La Sombra de los Adultos: El Asesinato de Jeremías Monzón y la Red que lo Envolvió
Jeremías Monzón, de 15 años, fue asesinado con más de 20 puñaladas. La investigación reveló que la violencia no solo provino de otros adolescentes, sino que.
Días antes de la Navidad, la vida de Jeremías Monzón, de 15 años, terminó de la manera más brutal. Su cuerpo fue encontrado en un galpón del barrio Chalet, en Santa Fe, con más de veinte puñaladas. Lo que parecía un acto de violencia juvenil extrema, pronto reveló una red de complicidad que iba más allá de los adolescentes.
La investigación, que inicialmente apuntaba a un grupo de menores, dio un giro cuando la policía detuvo a una mujer de 40 años. No era una desconocida: es la madre de una de las principales sospechosas, una joven de 16 años ya internada en un instituto de menores. La fiscalía la acusó de ser “partícipe secundaria” del crimen, sugiriendo que facilitó o instigó el ataque, y ordenó su prisión preventiva.
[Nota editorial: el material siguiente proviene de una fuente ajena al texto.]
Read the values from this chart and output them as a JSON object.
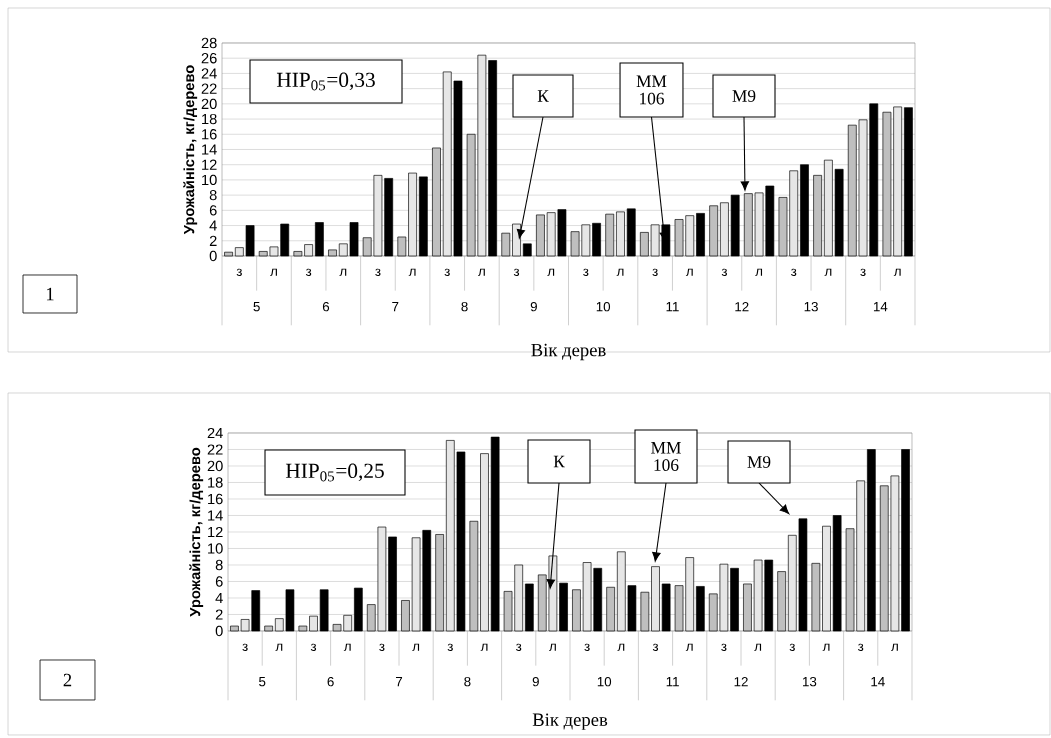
{
  "chart_data": [
    {
      "type": "bar",
      "ylabel": "Урожайність, кг/дерево",
      "xlabel": "Вік дерев",
      "grid": "y",
      "categories": [
        "з",
        "л",
        "з",
        "л",
        "з",
        "л",
        "з",
        "л",
        "з",
        "л",
        "з",
        "л",
        "з",
        "л",
        "з",
        "л",
        "з",
        "л",
        "з",
        "л"
      ],
      "ylim": [
        0,
        28
      ],
      "yticks": [
        0,
        2,
        4,
        6,
        8,
        10,
        12,
        14,
        16,
        18,
        20,
        22,
        24,
        26,
        28
      ],
      "series": [
        {
          "name": "К",
          "color": "#bfbfbf",
          "values": [
            0.5,
            0.6,
            0.6,
            0.8,
            2.4,
            2.5,
            14.2,
            16.0,
            3.0,
            5.4,
            3.2,
            5.5,
            3.1,
            4.8,
            6.6,
            8.2,
            7.7,
            10.6,
            17.2,
            18.9
          ]
        },
        {
          "name": "MM 106",
          "color": "#e6e6e6",
          "values": [
            1.1,
            1.2,
            1.5,
            1.6,
            10.6,
            10.9,
            24.2,
            26.4,
            4.2,
            5.7,
            4.1,
            5.8,
            4.1,
            5.3,
            7.0,
            8.3,
            11.2,
            12.6,
            17.9,
            19.6
          ]
        },
        {
          "name": "M9",
          "color": "#000000",
          "values": [
            4.0,
            4.2,
            4.4,
            4.4,
            10.2,
            10.4,
            23.0,
            25.7,
            1.6,
            6.1,
            4.3,
            6.2,
            4.1,
            5.6,
            8.0,
            9.2,
            12.0,
            11.4,
            20.0,
            19.5
          ]
        }
      ],
      "annotations": [
        "НІР$_{05}$=0,33",
        "1",
        "5",
        "6",
        "7",
        "8",
        "9",
        "10",
        "11",
        "12",
        "13",
        "14"
      ]
    },
    {
      "type": "bar",
      "ylabel": "Урожайність, кг/дерево",
      "xlabel": "Вік дерев",
      "grid": "y",
      "categories": [
        "з",
        "л",
        "з",
        "л",
        "з",
        "л",
        "з",
        "л",
        "з",
        "л",
        "з",
        "л",
        "з",
        "л",
        "з",
        "л",
        "з",
        "л",
        "з",
        "л"
      ],
      "ylim": [
        0,
        24
      ],
      "yticks": [
        0,
        2,
        4,
        6,
        8,
        10,
        12,
        14,
        16,
        18,
        20,
        22,
        24
      ],
      "series": [
        {
          "name": "К",
          "color": "#bfbfbf",
          "values": [
            0.6,
            0.6,
            0.6,
            0.8,
            3.2,
            3.7,
            11.7,
            13.3,
            4.8,
            6.8,
            5.0,
            5.3,
            4.7,
            5.5,
            4.5,
            5.7,
            7.2,
            8.2,
            12.4,
            17.6
          ]
        },
        {
          "name": "MM 106",
          "color": "#e6e6e6",
          "values": [
            1.4,
            1.5,
            1.8,
            1.9,
            12.6,
            11.3,
            23.1,
            21.5,
            8.0,
            9.1,
            8.3,
            9.6,
            7.8,
            8.9,
            8.1,
            8.6,
            11.6,
            12.7,
            18.2,
            18.8
          ]
        },
        {
          "name": "M9",
          "color": "#000000",
          "values": [
            4.9,
            5.0,
            5.0,
            5.2,
            11.4,
            12.2,
            21.7,
            23.5,
            5.7,
            5.8,
            7.6,
            5.5,
            5.7,
            5.4,
            7.6,
            8.6,
            13.6,
            14.0,
            22.0,
            22.0
          ]
        }
      ],
      "annotations": [
        "НІР$_{05}$=0,25",
        "2",
        "5",
        "6",
        "7",
        "8",
        "9",
        "10",
        "11",
        "12",
        "13",
        "14"
      ]
    }
  ]
}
Pero la sombra de los adultos no terminaba ahí. El hermano mayor de otro de los adolescentes implicados, un joven de 18 años, también fue imputado. Su delito fue amenazar en redes sociales a quienes pedían justicia por Jeremías. “Dejá de subir giladas porque ya te busco y te re cago a balazos”, fue uno de los mensajes que encendió las alarmas y demostró un patrón de encubrimiento y hostilidad.
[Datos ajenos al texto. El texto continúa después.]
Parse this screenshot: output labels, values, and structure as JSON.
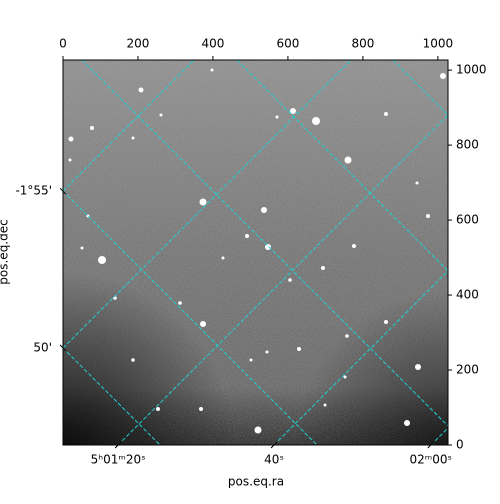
{
  "chart_data": {
    "type": "image",
    "xlabel": "pos.eq.ra",
    "ylabel": "pos.eq.dec",
    "xlim": [
      0,
      1027
    ],
    "ylim": [
      0,
      1027
    ],
    "xticks": [
      0,
      200,
      400,
      600,
      800,
      1000
    ],
    "yticks": [
      0,
      200,
      400,
      600,
      800,
      1000
    ],
    "ra_ticks": [
      {
        "value": 147,
        "label": "5ʰ01ᵐ20ˢ"
      },
      {
        "value": 563,
        "label": "40ˢ"
      },
      {
        "value": 981,
        "label": "02ᵐ00ˢ"
      }
    ],
    "dec_ticks": [
      {
        "value": 677,
        "label": "-1°55'"
      },
      {
        "value": 259,
        "label": "50'"
      }
    ],
    "grid_color": "#20d0d0"
  }
}
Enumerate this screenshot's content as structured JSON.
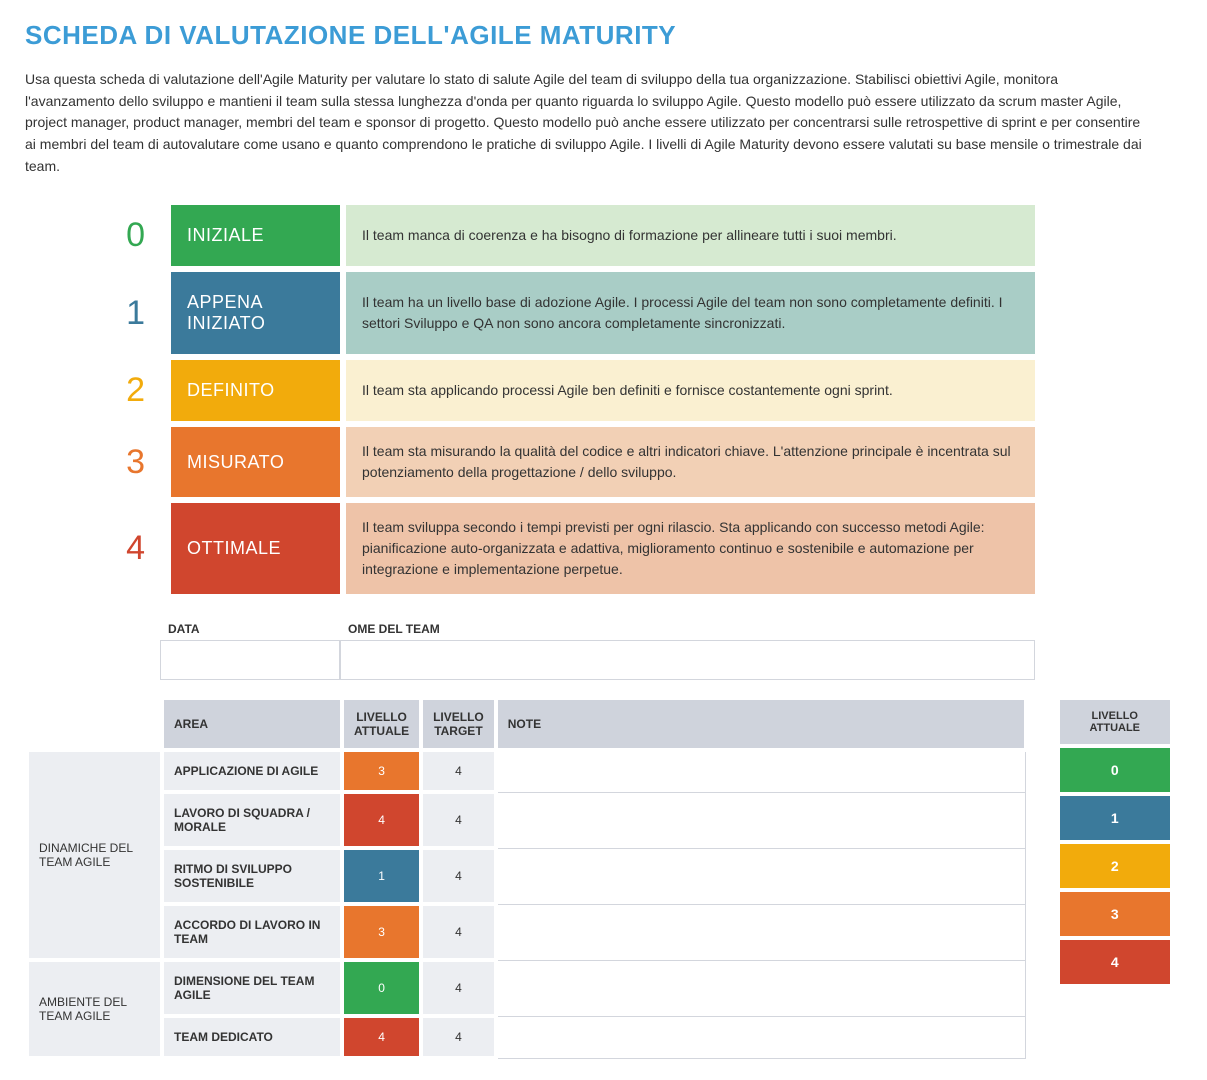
{
  "title": "SCHEDA DI VALUTAZIONE DELL'AGILE MATURITY",
  "intro": "Usa questa scheda di valutazione dell'Agile Maturity per valutare lo stato di salute Agile del team di sviluppo della tua organizzazione. Stabilisci obiettivi Agile, monitora l'avanzamento dello sviluppo e mantieni il team sulla stessa lunghezza d'onda per quanto riguarda lo sviluppo Agile. Questo modello può essere utilizzato da scrum master Agile, project manager, product manager, membri del team e sponsor di progetto. Questo modello può anche essere utilizzato per concentrarsi sulle retrospettive di sprint e per consentire ai membri del team di autovalutare come usano e quanto comprendono le pratiche di sviluppo Agile. I livelli di Agile Maturity devono essere valutati su base mensile o trimestrale dai team.",
  "levels": [
    {
      "num": "0",
      "num_color": "#33a852",
      "label": "INIZIALE",
      "label_bg": "#33a852",
      "desc_bg": "#d6ead1",
      "desc": "Il team manca di coerenza e ha bisogno di formazione per allineare tutti i suoi membri."
    },
    {
      "num": "1",
      "num_color": "#3b7a9b",
      "label": "APPENA INIZIATO",
      "label_bg": "#3b7a9b",
      "desc_bg": "#a9cdc6",
      "desc": "Il team ha un livello base di adozione Agile. I processi Agile del team non sono completamente definiti. I settori Sviluppo e QA non sono ancora completamente sincronizzati."
    },
    {
      "num": "2",
      "num_color": "#f2ab0c",
      "label": "DEFINITO",
      "label_bg": "#f2ab0c",
      "desc_bg": "#faf0d1",
      "desc": "Il team sta applicando processi Agile ben definiti e fornisce costantemente ogni sprint."
    },
    {
      "num": "3",
      "num_color": "#e8762d",
      "label": "MISURATO",
      "label_bg": "#e8762d",
      "desc_bg": "#f2d0b5",
      "desc": "Il team sta misurando la qualità del codice e altri indicatori chiave. L'attenzione principale è incentrata sul potenziamento della progettazione / dello sviluppo."
    },
    {
      "num": "4",
      "num_color": "#d0462e",
      "label": "OTTIMALE",
      "label_bg": "#d0462e",
      "desc_bg": "#eec3a8",
      "desc": "Il team sviluppa secondo i tempi previsti per ogni rilascio. Sta applicando con successo metodi Agile: pianificazione auto-organizzata e adattiva, miglioramento continuo e sostenibile e automazione per integrazione e implementazione perpetue."
    }
  ],
  "meta": {
    "data_label": "DATA",
    "team_label": "OME DEL TEAM",
    "data_value": "",
    "team_value": ""
  },
  "grid_headers": {
    "area": "AREA",
    "current": "LIVELLO ATTUALE",
    "target": "LIVELLO TARGET",
    "note": "NOTE"
  },
  "level_colors": {
    "0": "#33a852",
    "1": "#3b7a9b",
    "2": "#f2ab0c",
    "3": "#e8762d",
    "4": "#d0462e"
  },
  "categories": [
    {
      "name": "DINAMICHE DEL TEAM AGILE",
      "rows": [
        {
          "area": "APPLICAZIONE DI AGILE",
          "current": "3",
          "target": "4",
          "note": ""
        },
        {
          "area": "LAVORO DI SQUADRA / MORALE",
          "current": "4",
          "target": "4",
          "note": ""
        },
        {
          "area": "RITMO DI SVILUPPO SOSTENIBILE",
          "current": "1",
          "target": "4",
          "note": ""
        },
        {
          "area": "ACCORDO DI LAVORO IN TEAM",
          "current": "3",
          "target": "4",
          "note": ""
        }
      ]
    },
    {
      "name": "AMBIENTE DEL TEAM AGILE",
      "rows": [
        {
          "area": "DIMENSIONE DEL TEAM AGILE",
          "current": "0",
          "target": "4",
          "note": ""
        },
        {
          "area": "TEAM DEDICATO",
          "current": "4",
          "target": "4",
          "note": ""
        }
      ]
    }
  ],
  "legend": {
    "header": "LIVELLO ATTUALE",
    "items": [
      {
        "val": "0",
        "bg": "#33a852"
      },
      {
        "val": "1",
        "bg": "#3b7a9b"
      },
      {
        "val": "2",
        "bg": "#f2ab0c"
      },
      {
        "val": "3",
        "bg": "#e8762d"
      },
      {
        "val": "4",
        "bg": "#d0462e"
      }
    ]
  }
}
El asesinato de Jeremías trascendió el expediente policial para convertirse en un catalizador del debate nacional sobre la baja de la edad de imputabilidad. Su familia, en medio del dolor, comenzó a reunirse con figuras políticas para impulsar cambios en la ley. La tragedia de un chico se transformó así en un símbolo de las fallas del sistema, donde la violencia juvenil parece ser solo la punta de un iceberg sostenido por la inacción o la complicidad de los adultos.